Esiste molta confusione anche nelle
scarse documentazioni, dove diversi nomi vengono
indifferentemente attribuiti al pittore: Hausse, Hans,
Memling, Memlinc e Hemling. Una fonte abbastanza
autorevole è quella di W.H.J. Weale che parla di alcune
documentazioni ritrovate nel 1889, dove è registrata la
sua morte, avvenuta nel 1494. È probabile che la sua
prima formazione artistica abbia inizio in alcune
botteghe d’arte di Colonia o Mains e quindi pare abbia
frequentato anche lo studio di Rogier van der Weyden.

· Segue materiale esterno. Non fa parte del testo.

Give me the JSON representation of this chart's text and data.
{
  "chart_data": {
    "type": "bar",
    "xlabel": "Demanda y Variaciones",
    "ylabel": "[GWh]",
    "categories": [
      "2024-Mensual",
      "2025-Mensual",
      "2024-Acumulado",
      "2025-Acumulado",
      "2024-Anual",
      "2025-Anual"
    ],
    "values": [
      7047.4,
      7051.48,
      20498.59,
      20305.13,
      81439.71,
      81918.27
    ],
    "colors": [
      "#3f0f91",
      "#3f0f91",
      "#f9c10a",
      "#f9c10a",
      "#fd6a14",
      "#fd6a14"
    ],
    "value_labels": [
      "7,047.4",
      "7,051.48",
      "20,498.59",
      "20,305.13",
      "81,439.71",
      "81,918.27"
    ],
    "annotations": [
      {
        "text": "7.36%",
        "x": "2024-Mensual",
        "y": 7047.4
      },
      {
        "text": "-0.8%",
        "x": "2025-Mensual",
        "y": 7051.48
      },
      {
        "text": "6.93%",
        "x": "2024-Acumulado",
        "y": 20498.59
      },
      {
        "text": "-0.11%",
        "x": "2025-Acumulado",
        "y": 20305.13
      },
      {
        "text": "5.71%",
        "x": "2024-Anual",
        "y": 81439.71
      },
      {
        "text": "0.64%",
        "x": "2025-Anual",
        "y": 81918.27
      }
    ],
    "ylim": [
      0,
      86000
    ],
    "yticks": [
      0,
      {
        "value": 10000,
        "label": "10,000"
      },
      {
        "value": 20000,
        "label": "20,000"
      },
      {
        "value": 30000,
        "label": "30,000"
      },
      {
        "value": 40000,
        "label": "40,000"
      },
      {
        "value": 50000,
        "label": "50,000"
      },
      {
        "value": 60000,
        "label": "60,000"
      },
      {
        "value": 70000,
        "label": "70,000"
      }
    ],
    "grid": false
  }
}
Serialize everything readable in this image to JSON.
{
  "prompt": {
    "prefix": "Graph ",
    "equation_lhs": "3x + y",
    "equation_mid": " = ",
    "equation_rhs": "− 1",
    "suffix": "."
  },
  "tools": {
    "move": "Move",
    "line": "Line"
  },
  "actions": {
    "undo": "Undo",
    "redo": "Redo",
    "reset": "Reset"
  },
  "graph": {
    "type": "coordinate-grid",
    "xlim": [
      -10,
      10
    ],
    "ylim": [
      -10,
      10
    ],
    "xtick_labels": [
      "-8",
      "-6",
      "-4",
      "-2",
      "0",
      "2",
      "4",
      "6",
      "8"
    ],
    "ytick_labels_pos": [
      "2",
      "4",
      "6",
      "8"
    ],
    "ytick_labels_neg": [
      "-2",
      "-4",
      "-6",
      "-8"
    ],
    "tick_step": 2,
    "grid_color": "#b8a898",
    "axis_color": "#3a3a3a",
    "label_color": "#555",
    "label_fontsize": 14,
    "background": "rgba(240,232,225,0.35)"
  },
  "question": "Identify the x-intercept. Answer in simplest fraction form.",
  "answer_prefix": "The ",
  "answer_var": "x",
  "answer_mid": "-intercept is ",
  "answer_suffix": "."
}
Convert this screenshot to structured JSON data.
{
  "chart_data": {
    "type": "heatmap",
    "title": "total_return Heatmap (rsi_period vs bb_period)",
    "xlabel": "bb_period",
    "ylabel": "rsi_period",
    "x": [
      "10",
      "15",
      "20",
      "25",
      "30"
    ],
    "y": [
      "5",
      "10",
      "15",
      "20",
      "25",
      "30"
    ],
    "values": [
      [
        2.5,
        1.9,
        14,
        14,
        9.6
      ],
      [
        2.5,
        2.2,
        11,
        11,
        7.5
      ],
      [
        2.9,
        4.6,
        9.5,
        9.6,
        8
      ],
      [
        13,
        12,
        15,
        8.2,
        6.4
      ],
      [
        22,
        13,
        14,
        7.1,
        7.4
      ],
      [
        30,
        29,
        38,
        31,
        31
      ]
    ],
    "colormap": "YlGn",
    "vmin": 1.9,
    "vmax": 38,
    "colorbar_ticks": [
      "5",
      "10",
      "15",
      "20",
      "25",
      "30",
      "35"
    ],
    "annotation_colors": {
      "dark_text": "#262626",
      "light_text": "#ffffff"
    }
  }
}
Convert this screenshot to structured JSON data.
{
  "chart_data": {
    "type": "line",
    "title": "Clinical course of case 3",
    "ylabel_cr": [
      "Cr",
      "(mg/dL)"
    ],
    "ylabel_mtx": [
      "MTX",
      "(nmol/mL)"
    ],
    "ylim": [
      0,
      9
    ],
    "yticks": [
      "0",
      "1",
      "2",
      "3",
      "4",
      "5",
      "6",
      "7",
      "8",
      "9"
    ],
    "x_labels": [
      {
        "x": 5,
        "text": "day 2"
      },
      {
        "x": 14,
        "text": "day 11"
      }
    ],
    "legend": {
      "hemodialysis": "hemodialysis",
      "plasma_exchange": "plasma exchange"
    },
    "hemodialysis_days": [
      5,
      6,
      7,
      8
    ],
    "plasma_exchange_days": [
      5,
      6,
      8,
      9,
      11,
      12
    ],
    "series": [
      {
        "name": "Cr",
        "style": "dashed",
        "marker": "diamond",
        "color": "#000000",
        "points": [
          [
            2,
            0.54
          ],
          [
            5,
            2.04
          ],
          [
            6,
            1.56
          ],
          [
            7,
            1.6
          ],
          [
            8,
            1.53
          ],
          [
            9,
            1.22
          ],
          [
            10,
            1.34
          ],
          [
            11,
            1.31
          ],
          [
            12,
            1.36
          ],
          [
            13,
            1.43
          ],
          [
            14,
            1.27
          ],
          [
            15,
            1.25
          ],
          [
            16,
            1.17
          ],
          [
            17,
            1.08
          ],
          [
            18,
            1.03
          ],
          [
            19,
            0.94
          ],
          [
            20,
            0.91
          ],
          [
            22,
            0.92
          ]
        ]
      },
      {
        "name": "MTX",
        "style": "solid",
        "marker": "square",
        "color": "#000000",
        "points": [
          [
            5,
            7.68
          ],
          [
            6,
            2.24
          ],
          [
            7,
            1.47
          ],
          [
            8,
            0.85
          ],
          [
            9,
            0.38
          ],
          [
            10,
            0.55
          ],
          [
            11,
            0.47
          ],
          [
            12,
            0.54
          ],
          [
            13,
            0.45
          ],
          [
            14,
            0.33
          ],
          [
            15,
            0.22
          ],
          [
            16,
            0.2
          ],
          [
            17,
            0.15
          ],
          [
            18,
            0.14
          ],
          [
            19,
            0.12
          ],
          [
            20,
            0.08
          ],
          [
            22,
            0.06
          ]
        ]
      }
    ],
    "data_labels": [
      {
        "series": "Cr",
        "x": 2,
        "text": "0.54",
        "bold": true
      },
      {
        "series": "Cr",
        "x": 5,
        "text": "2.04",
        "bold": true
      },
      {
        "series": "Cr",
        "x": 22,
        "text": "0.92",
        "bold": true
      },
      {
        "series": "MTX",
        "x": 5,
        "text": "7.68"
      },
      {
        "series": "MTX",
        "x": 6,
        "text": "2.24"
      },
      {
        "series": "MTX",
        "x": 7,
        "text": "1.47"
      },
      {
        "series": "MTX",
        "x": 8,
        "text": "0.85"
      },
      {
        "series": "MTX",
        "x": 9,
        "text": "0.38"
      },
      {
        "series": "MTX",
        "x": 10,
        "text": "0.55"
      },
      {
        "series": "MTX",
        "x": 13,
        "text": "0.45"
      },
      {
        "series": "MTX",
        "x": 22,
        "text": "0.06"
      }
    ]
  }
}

C’è una leggenda che lo vuole come paziente in
cura nell’ospedale di Bruges, perché rimangono le opere per
esso realizzate tra il 1479 ed il 1480. Altri riferimenti ai
suoi dipinti, sono quelli che descrivono i suoi legami con
la corte francese della Borgogna: negli inventari redatti
intorno al 1425, si parla del trittico del “Dio
misericordioso” realizzato da Rogier van der Weyden, cui
anche Memling avrebbe dato il suo contributo artistico come
allievo del celebre maestro fiammingo. Il suo nome compare
anche in un elenco di sovversivi, scritto nel 1480 da
Massimiliano I d’Austria. Nel 1477 simula, senza successo,
la sua morte. Appartiene a questo periodo l’altare della
cappella di Bruges, dal titolo “I sette dolori di Maria”, il
più grande fra i suoi lavori, pari soltanto all’Estremo
giudizio a lui attribuito, custodito in Polonia nella
cattedrale di Gdańsk. Si conosce la data della sua morte,
che avviene l’11 agosto 1494. Altri documenti indicano che
Memling lascia agli eredi una cospicua fortuna.